Frith guardó silencio.

Amanda continuó:

—No nos conoces muy bien a ninguna de las dos, Frith.

—Estás sorprendida. Estás disgustada conmigo. Mi querida Amanda, tú has llevado una vida muy protegida. ¿Qué sabes del mundo civilizado? Nada en absoluto. Me miras como si fuera un monstruo porque os quiero a las dos, a ti y a Lilith, pero de maneras diferentes. Créeme, no es una situación excepcional.

—No te miro como si fueras un monstruo. Te miro simplemente como Frith, un viejo amigo que me ha pedido que me case con él. Pero yo no quiero casarme contigo, Frith. Quiero que me ayudes a encontrar algún trabajo que pueda desempeñar. Si lo haces, te estaré muy agradecida.

—Te estás portando como una tonta, Amanda. Me pides que te ayude a llevar una vida de fatigas y penalidades, cuando yo te ofrezco...

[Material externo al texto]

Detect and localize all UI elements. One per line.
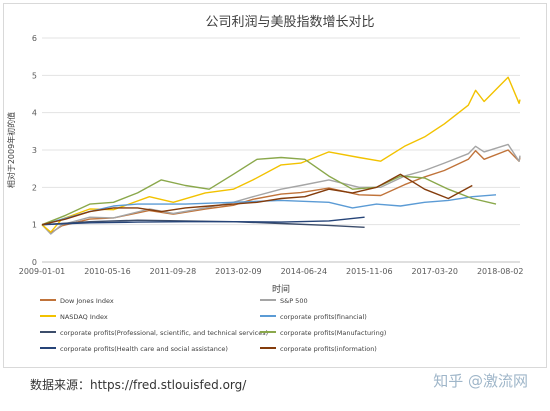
x-axis-title: 时间	[272, 283, 290, 295]
legend-label: corporate profits(financial)	[280, 313, 367, 321]
y-tick-label: 3	[32, 146, 37, 155]
watermark-text: 知乎 @激流网	[433, 372, 528, 390]
y-tick-label: 0	[32, 258, 37, 267]
series-line-1	[41, 143, 521, 235]
y-tick-label: 2	[32, 183, 37, 192]
series-line-3	[41, 194, 497, 226]
legend-label: corporate profits(Health care and social…	[60, 345, 228, 353]
x-tick-label: 2013-02-09	[215, 267, 262, 276]
y-tick-label: 1	[32, 221, 37, 230]
axis-layer: 0 1 2 3 4 5 6 2009-01-01 2010-05-16 2011-09-28 201…	[6, 34, 523, 295]
line-chart: 公司利润与美股指数增长对比 0 1 2 3 4 5 6 2009-01-01 2010-05-1…	[6, 15, 523, 353]
x-tick-label: 2017-03-20	[412, 267, 459, 276]
series-line-2	[41, 76, 521, 233]
chart-title: 公司利润与美股指数增长对比	[205, 15, 374, 30]
series-line-5	[41, 156, 497, 226]
source-note: 数据来源：https://fred.stlouisfed.org/	[30, 378, 247, 392]
legend-label: NASDAQ Index	[60, 313, 108, 321]
grid-layer	[42, 37, 520, 263]
x-tick-label: 2015-11-06	[346, 267, 393, 276]
x-tick-label: 2010-05-16	[84, 267, 131, 276]
legend-label: corporate profits(Professional, scientif…	[60, 329, 268, 337]
legend-label: corporate profits(information)	[280, 345, 377, 353]
series-line-7	[41, 173, 473, 226]
series-line-6	[41, 216, 365, 226]
y-tick-label: 4	[32, 109, 37, 118]
y-tick-label: 6	[32, 34, 37, 43]
x-tick-label: 2009-01-01	[19, 267, 66, 276]
chart-frame	[3, 3, 547, 368]
y-axis-title: 相对于2009年初的值	[6, 112, 16, 188]
legend-label: S&P 500	[280, 297, 308, 305]
x-tick-label: 2011-09-28	[150, 267, 197, 276]
legend-label: Dow Jones Index	[60, 297, 114, 305]
y-tick-label: 5	[32, 71, 37, 80]
series-layer	[41, 76, 521, 235]
x-tick-label: 2018-08-02	[477, 267, 524, 276]
x-tick-label: 2014-06-24	[281, 267, 328, 276]
legend-layer: Dow Jones Index S&P 500 NASDAQ Index corpor…	[40, 297, 386, 353]
legend-label: corporate profits(Manufacturing)	[280, 329, 386, 337]
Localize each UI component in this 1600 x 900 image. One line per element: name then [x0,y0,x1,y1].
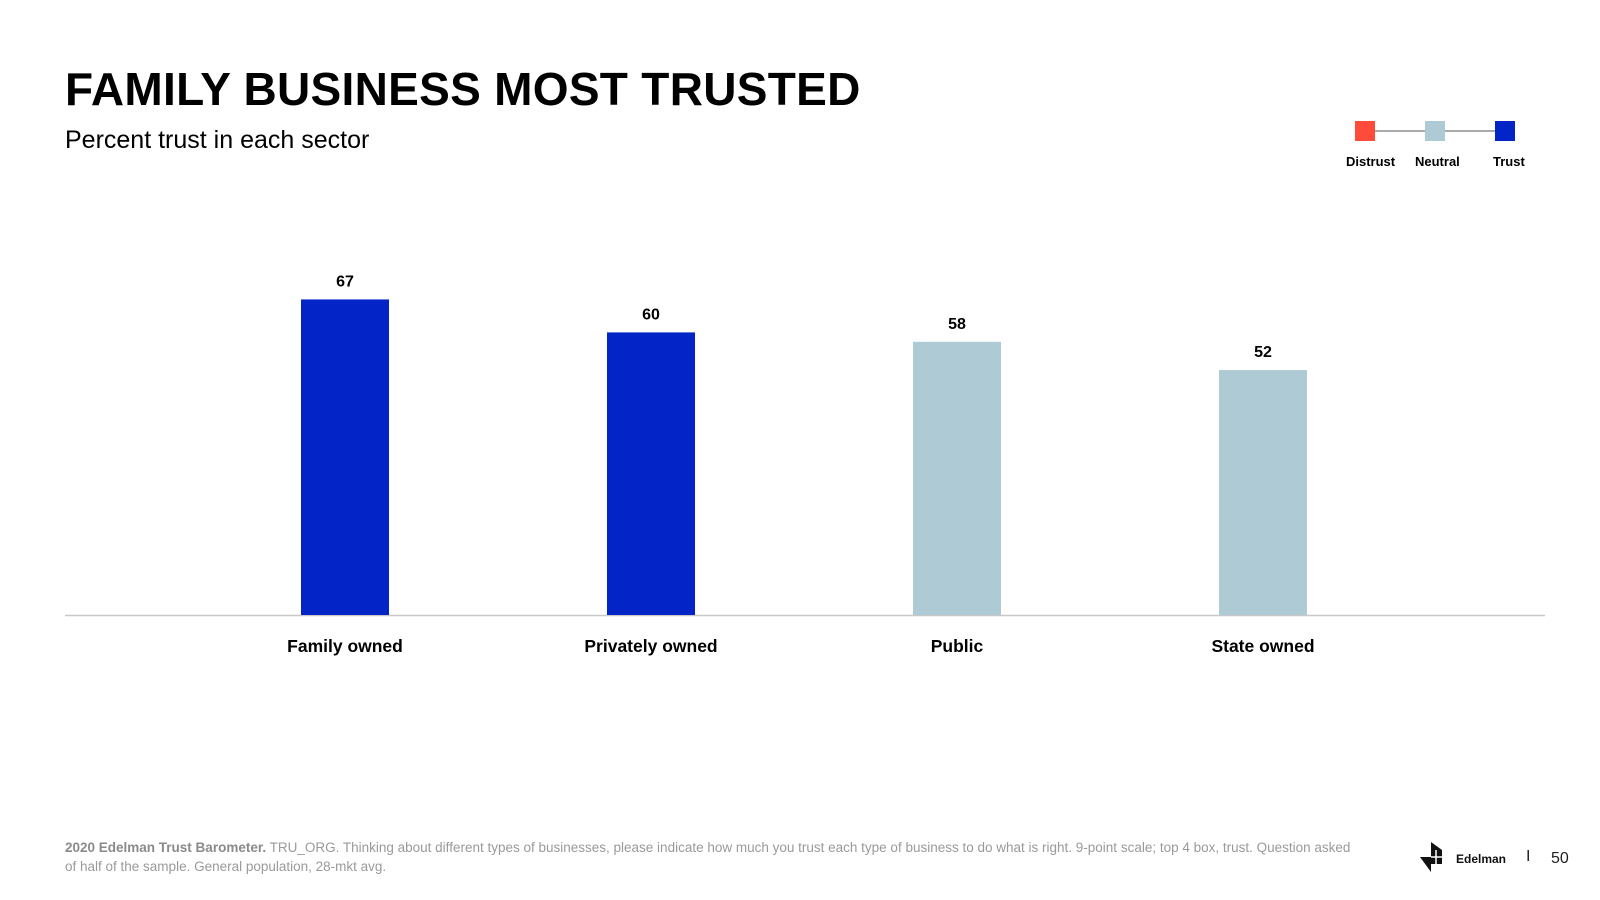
bar-privately-owned [607,332,695,615]
legend-swatch-neutral [1425,121,1445,141]
page-divider: I [1526,848,1531,865]
source-description: TRU_ORG. Thinking about different types … [65,840,1351,874]
legend-label-neutral: Neutral [1415,154,1460,169]
bar-chart: 67 Family owned 60 Privately owned 58 Public 5… [65,273,1545,656]
bar-state-owned [1219,370,1307,615]
category-label-family-owned: Family owned [287,636,403,656]
legend-swatch-trust [1495,121,1515,141]
bar-family-owned [301,299,389,615]
category-label-state-owned: State owned [1211,636,1314,656]
chart-title: FAMILY BUSINESS MOST TRUSTED [65,63,861,115]
legend: Distrust Neutral Trust [1346,120,1555,180]
source-note: 2020 Edelman Trust Barometer. TRU_ORG. T… [65,838,1365,876]
bar-public [913,341,1001,615]
legend-swatch-distrust [1355,121,1375,141]
legend-label-trust: Trust [1493,154,1525,169]
page-number: 50 [1551,850,1569,867]
source-title: 2020 Edelman Trust Barometer. [65,840,267,855]
category-label-privately-owned: Privately owned [584,636,717,656]
data-label-public: 58 [948,316,966,333]
edelman-wordmark: Edelman [1456,852,1507,866]
data-label-state-owned: 52 [1254,344,1272,361]
edelman-logo-icon [1420,842,1442,872]
data-label-privately-owned: 60 [642,306,660,323]
legend-label-distrust: Distrust [1346,154,1396,169]
edelman-logo: Edelman [1418,840,1538,876]
data-label-family-owned: 67 [336,273,354,290]
chart-subtitle: Percent trust in each sector [65,126,370,154]
chart-area: 67 Family owned 60 Privately owned 58 Public 5… [65,273,1545,656]
category-label-public: Public [931,636,984,656]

—Lo sé. Me ofreces una vida de honor, de prestigio, en una especie de ménage a trois. Es muy amable por tu parte, pero no puedo aceptar. Debes dejarme hacer con mi vida lo que quiera.

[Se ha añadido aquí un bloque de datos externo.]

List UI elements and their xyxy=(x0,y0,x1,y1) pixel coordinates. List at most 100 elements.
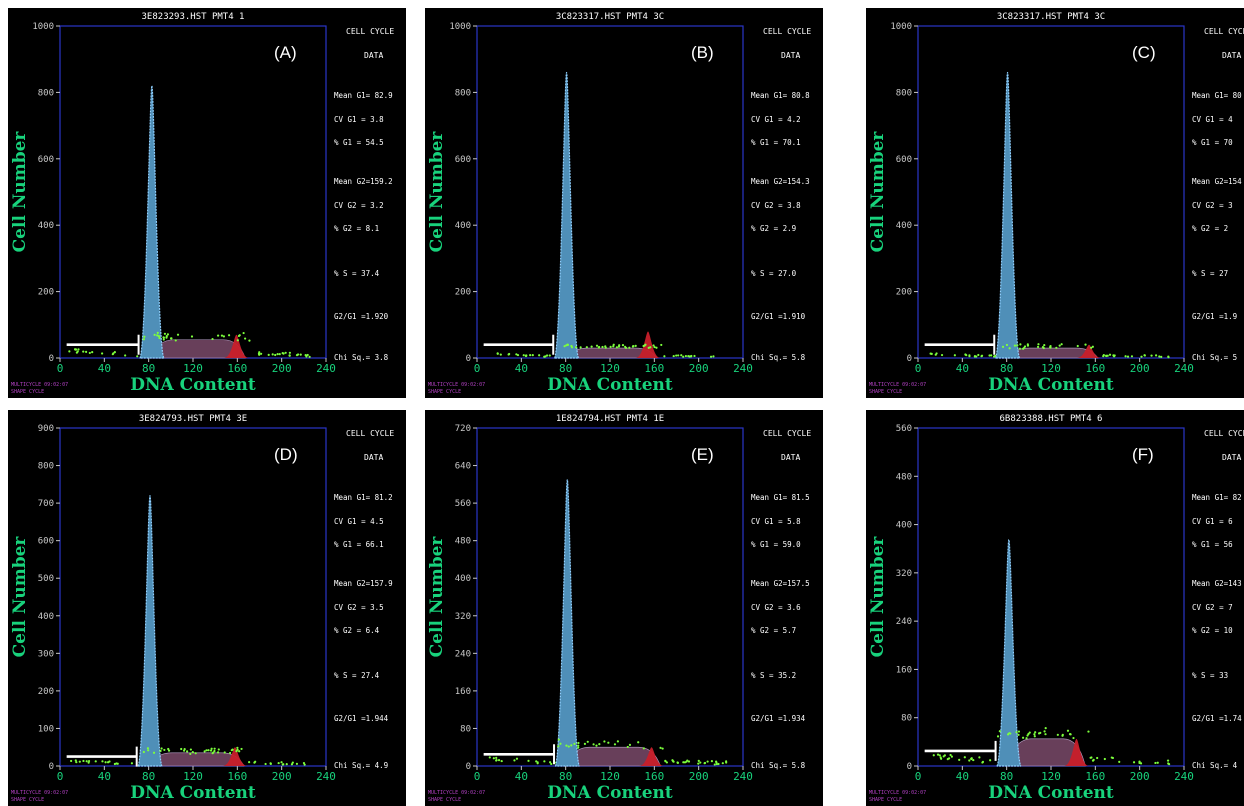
x-tick-label: 40 xyxy=(98,362,111,375)
data-point xyxy=(74,759,77,762)
data-point xyxy=(267,353,270,356)
stat-line: Mean G2=157.5 xyxy=(751,579,810,588)
data-point xyxy=(492,757,495,760)
meta-line: MULTICYCLE 09:02:07 xyxy=(428,790,485,796)
data-point xyxy=(1105,354,1108,357)
file-title: 3E824793.HST PMT4 3E xyxy=(139,414,247,424)
x-tick-label: 40 xyxy=(956,770,969,783)
data-point xyxy=(612,343,615,346)
data-point xyxy=(166,333,170,336)
data-point xyxy=(194,752,197,755)
data-point xyxy=(1126,355,1130,358)
stat-line: Mean G1= 80.8 xyxy=(751,91,810,100)
data-point xyxy=(248,339,251,342)
data-point xyxy=(284,351,287,354)
stat-line: CV G2 = 3.6 xyxy=(751,603,801,612)
data-point xyxy=(697,762,700,765)
data-point xyxy=(1106,354,1109,357)
data-point xyxy=(278,353,281,356)
y-tick-label: 80 xyxy=(901,714,912,724)
data-point xyxy=(565,744,568,747)
data-point xyxy=(282,352,285,355)
data-point xyxy=(934,353,937,356)
x-tick-label: 0 xyxy=(57,362,64,375)
data-point xyxy=(113,351,116,354)
data-point xyxy=(94,760,97,763)
data-point xyxy=(642,747,645,750)
y-tick-label: 0 xyxy=(907,354,912,364)
data-point xyxy=(82,350,85,353)
stat-line: % G2 = 2 xyxy=(1192,224,1228,233)
y-tick-label: 600 xyxy=(896,155,912,165)
g2-peak xyxy=(635,331,661,358)
meta-line: MULTICYCLE 09:02:07 xyxy=(428,382,485,388)
meta-line: SHAPE CYCLE xyxy=(428,797,461,803)
x-tick-label: 120 xyxy=(183,362,203,375)
stat-line: % S = 27.4 xyxy=(334,671,380,680)
g2-peak xyxy=(639,747,664,766)
data-point xyxy=(567,745,570,748)
data-point xyxy=(617,345,621,348)
data-point xyxy=(167,749,171,752)
stats-subheader: DATA xyxy=(781,51,800,60)
data-point xyxy=(1044,733,1047,736)
data-point xyxy=(989,759,992,762)
y-tick-label: 320 xyxy=(455,612,471,622)
x-tick-label: 40 xyxy=(98,770,111,783)
stat-line: Mean G2=159.2 xyxy=(334,177,393,186)
panel-b: 3C823317.HST PMT4 3C 0 200 400 600 800 1000 0 40… xyxy=(425,8,823,398)
data-point xyxy=(85,760,88,763)
plot-frame xyxy=(476,25,744,359)
data-point xyxy=(163,332,167,335)
y-tick-label: 300 xyxy=(38,649,54,659)
data-point xyxy=(642,344,645,348)
data-point xyxy=(1008,347,1011,350)
data-point xyxy=(299,353,302,356)
data-point xyxy=(213,747,216,750)
x-tick-label: 0 xyxy=(474,362,481,375)
data-point xyxy=(559,742,562,745)
stats-header: CELL CYCL xyxy=(1204,27,1244,36)
data-point xyxy=(978,756,981,759)
data-point xyxy=(236,339,239,342)
y-tick-label: 200 xyxy=(896,288,912,298)
panel-d: 3E824793.HST PMT4 3E 0 100 200 300 400 500 600 7… xyxy=(8,410,406,806)
data-point xyxy=(615,346,618,349)
stat-line: Mean G2=143 xyxy=(1192,579,1242,588)
data-point xyxy=(980,355,983,358)
data-point xyxy=(152,751,156,754)
data-point xyxy=(949,753,952,757)
data-point xyxy=(136,355,139,358)
data-point xyxy=(943,754,946,757)
g2-peak xyxy=(1076,344,1102,358)
y-tick-label: 1000 xyxy=(32,22,54,32)
y-tick-label: 160 xyxy=(896,665,912,675)
data-point xyxy=(1066,729,1070,732)
data-point xyxy=(260,352,263,355)
data-point xyxy=(488,756,491,759)
data-point xyxy=(550,762,553,766)
data-point xyxy=(579,346,582,349)
stat-line: % G2 = 2.9 xyxy=(751,224,796,233)
data-point xyxy=(950,755,953,758)
stat-line: % G2 = 6.4 xyxy=(334,626,380,635)
stat-line: Mean G1= 82 xyxy=(1192,493,1242,502)
stat-line: Mean G2=157.9 xyxy=(334,579,393,588)
plot-frame xyxy=(917,25,1185,359)
stat-line: % S = 37.4 xyxy=(334,269,380,278)
data-point xyxy=(653,345,656,349)
data-point xyxy=(257,352,261,355)
data-point xyxy=(664,759,667,762)
stat-line: % S = 33 xyxy=(1192,671,1228,680)
stats-header: CELL CYCLE xyxy=(763,429,811,438)
data-point xyxy=(549,761,552,764)
data-point xyxy=(616,740,620,743)
data-point xyxy=(236,748,239,751)
y-tick-label: 800 xyxy=(38,462,54,472)
data-point xyxy=(968,354,971,357)
y-tick-label: 480 xyxy=(455,537,471,547)
stat-line: G2/G1 =1.9 xyxy=(1192,312,1237,321)
data-point xyxy=(240,747,243,751)
data-point xyxy=(1049,344,1052,348)
data-point xyxy=(663,355,666,358)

—¡Oh, Amanda, siempre tan sentimental! ¡Si fueras tan juiciosa como Lilith...! Ella comprende. Se lo he explicado.

—Se lo has explicado... ¡antes de declararte a mí!

Frith asintió complacientemente; pero Amanda estaba segura de que no conocía a Lilith como ella, y creía que tenía pocos motivos de complacencia.

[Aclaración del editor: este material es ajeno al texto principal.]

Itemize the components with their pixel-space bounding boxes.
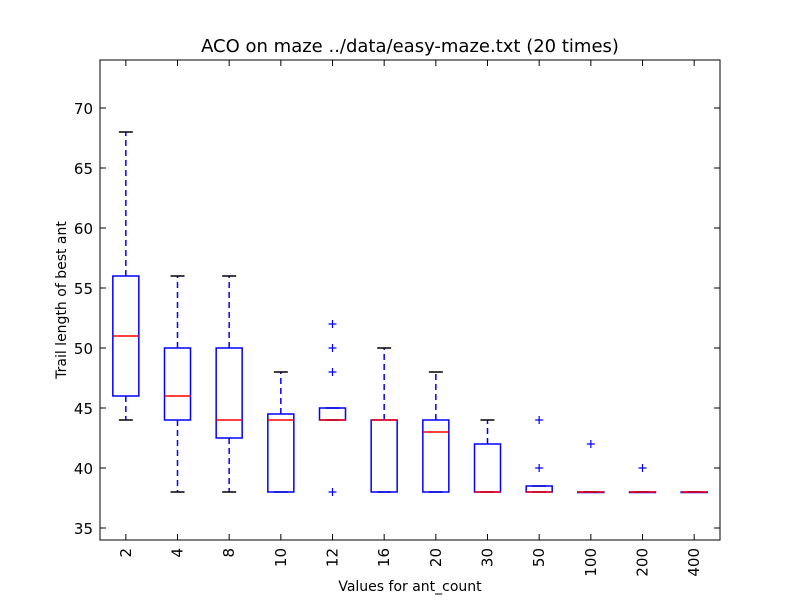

Sam Marpit se hallaba sentado a una de las mesas, repasando desconsoladamente las cuentas, cuando entró Lilith. Fingió no verla; quería controlar su expresión; sería un error dejarla que advirtiese el júbilo que sentía al verla. Los ingresos económicos habían ido disminuyendo desde que ella se marchó. La gente preguntaba dónde estaba. Los asistentes habían acudido a ver la danza de los velos y se marchaban decepcionados. Estaba seguro de que acabarían yendo a Delaney's si no encontraba a alguien con suficiente atractivo como para ocupar el lugar de Lilith y sus velos.

Y ahora estaba allí, se acercaba, toda humilde, queriendo recuperar su empleo, suponía, comprendiendo que había cometido un error, que hubiera debido escucharle.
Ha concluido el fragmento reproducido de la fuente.